USDOT Sets Costly New Passenger Rail Station Platform Level-Entry Boarding Requirements

In a recent move that will have wide-ranging impact on the rail industry, the U.S. Department of Transportation (USDOT) set new level-entry boarding requirements for the access of passengers with disabilities to passenger railroads, applicable to new and altered station platforms where construction or alteration begins on or after March 2, 2012.  Through a final rule promulgated on September 19, 2011, USDOT amended its Americans with Disabilities Act regulations to require intercity and commuter passenger railroads to provide that disabled passengers can access any passenger cars accessible to non-disabled passengers (76 Fed. Reg. 57924)  This rule does not require railroads to retrofit existing station platforms.

In stations not shared with freight railroads, passenger railroads must provide level-entry boarding to all passenger cars.

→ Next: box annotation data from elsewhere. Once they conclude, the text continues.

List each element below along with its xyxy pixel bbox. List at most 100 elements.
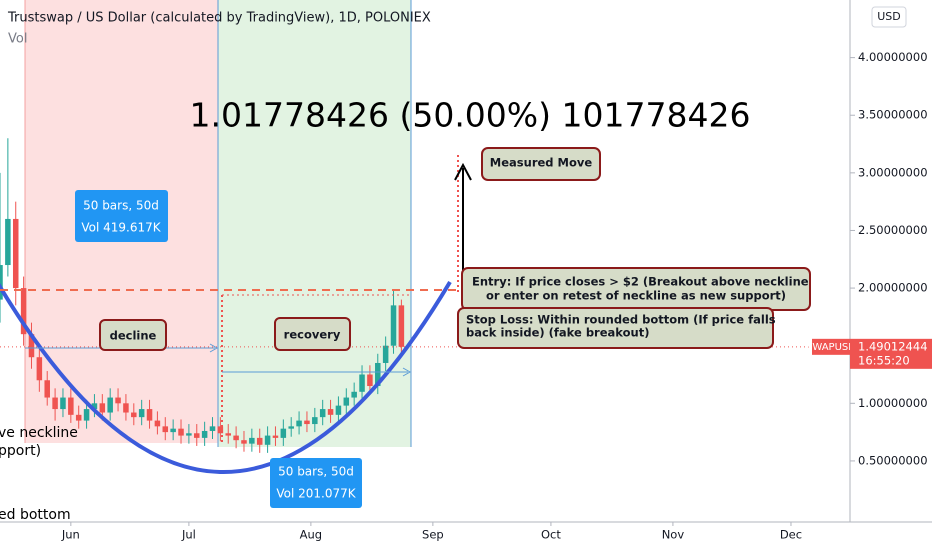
callout-text: Measured Move [490,156,593,170]
candle-body [382,345,389,363]
price-label: 1.49012444 [858,339,928,353]
price-axis [850,0,932,550]
range-label: Vol 419.617K [81,221,161,235]
candle-body [264,435,271,445]
candle-body [351,391,357,398]
y-tick-label: 4.00000000 [858,50,928,64]
callout [274,317,351,351]
candle-body [249,437,255,444]
candle-body [36,357,43,381]
candle-body [75,414,82,421]
countdown: 16:55:20 [858,353,910,367]
candle-body [5,218,11,266]
x-tick-label: Sep [422,528,444,542]
candle-body [201,430,208,438]
candle-body [115,397,121,404]
arrow-head [454,162,472,181]
x-tick-label: Dec [780,528,802,542]
candle-body [225,433,231,436]
candle-body [312,417,318,425]
x-tick-label: Jul [181,528,196,542]
x-tick-label: Jun [61,528,80,542]
candle-body [60,397,66,410]
range-label: 50 bars, 50d [278,465,354,479]
candle-body [398,305,405,347]
candle-body [209,426,216,431]
range-label: Vol 201.077K [276,487,356,501]
symbol-box [812,338,850,355]
candle-body [319,409,326,418]
chart-title: Trustswap / US Dollar (calculated by Tra… [7,11,431,26]
candle-body [107,397,113,413]
price-box [850,338,932,369]
cut-text: pport) [0,443,41,459]
callout-text: Entry: If price closes > $2 (Breakout ab… [472,275,809,289]
callout [457,307,774,349]
y-tick-label: 2.00000000 [858,281,928,295]
candle-body [68,397,74,415]
callout-text: Stop Loss: Within rounded bottom (If pri… [466,313,776,327]
candle-body [28,334,35,358]
candle-body [91,403,98,410]
cut-text: ed bottom [0,507,71,523]
x-tick-label: Aug [300,528,322,542]
candle-body [272,435,279,438]
candle-body [123,403,129,413]
candle-body [194,433,200,438]
candle-body [154,420,161,427]
y-tick-label: 3.00000000 [858,165,928,179]
y-tick-label: 3.50000000 [858,108,928,122]
candle-body [327,409,334,415]
candle-body [375,362,381,387]
y-tick-label: 2.50000000 [858,223,928,237]
indicator-label: Vol [8,32,27,47]
range-label: 50 bars, 50d [83,199,159,213]
candle-body [186,433,192,436]
candle-body [343,397,350,406]
candle-body [390,305,397,346]
candle-body [233,435,239,441]
candle-body [12,218,19,289]
candle-body [335,405,342,415]
candle-body [83,409,90,421]
callout-text: back inside) (fake breakout) [466,326,649,340]
candle-body [178,428,184,436]
range-box [75,190,168,242]
candle-body [288,426,294,429]
candle-body [217,426,224,434]
x-tick-label: Nov [662,528,685,542]
candle-body [162,426,169,433]
cut-text: ve neckline [0,425,78,441]
candle-body [0,265,3,300]
currency-box[interactable] [871,6,907,28]
candle-body [367,374,373,387]
candle-body [280,428,287,438]
callout [481,147,601,181]
candle-body [241,440,247,444]
candle-body [52,397,58,410]
currency[interactable]: USD [877,10,901,23]
range-box [270,458,362,508]
candle-body [131,412,137,418]
candle-body [296,420,302,427]
candle-body [304,420,310,425]
candle-body [170,428,176,433]
rounded-bottom [0,280,452,474]
y-tick-label: 1.00000000 [858,396,928,410]
candle-body [99,403,106,413]
candle-body [44,380,50,398]
x-tick-label: Oct [541,528,561,542]
candle-body [20,288,27,335]
candle-body [146,409,153,421]
arrow-head [209,343,219,353]
candle-body [138,409,145,418]
callout-text: decline [110,329,157,343]
arrow-head [402,367,412,377]
candle-body [359,374,365,392]
measure-label: 1.01778426 (50.00%) 101778426 [190,96,751,135]
callout-text: or enter on retest of neckline as new su… [486,289,786,303]
candle-body [256,437,263,445]
callout [99,319,167,351]
callout-text: recovery [284,328,341,342]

In stations where freight railroads run on track adjacent to passenger platforms, passenger railroads may choose among non-level boarding alternatives – including car-borne lifts, station-based lifts or mini-high platforms – to meet a prescribed performance standard.  In order to use a non-level boarding alternative, a passenger railroad must submit a detailed plan to the Federal Railroad Administration (FRA) and the Federal Transit Administration (FTA) demonstrating that the selected alternative meets USDOT’s accessibility performance standard efficiently and safely, and in a manner that integrates disabled and non-disabled passengers.  The plan must provide details on deployment, maintenance and operation of the non-level boarding alternative, and FRA and FTA have discretion to modify or disapprove the plan.  If proposing an approach other than car-borne lifts, USDOT also requires railroads to submit a cost/benefit analysis of car-borne lifts versus that other technique.

Compliance with these new level-entry boarding requirements will involve significant cost to passenger railroads.  First, covered railroads must alter design plans for any station platform construction that will begin on or after March 2, 2012.  Passenger railroads that alter or construct station platforms accessing track shared with freight railroads will also incur expensive ongoing work-arounds to the level-entry boarding requirement.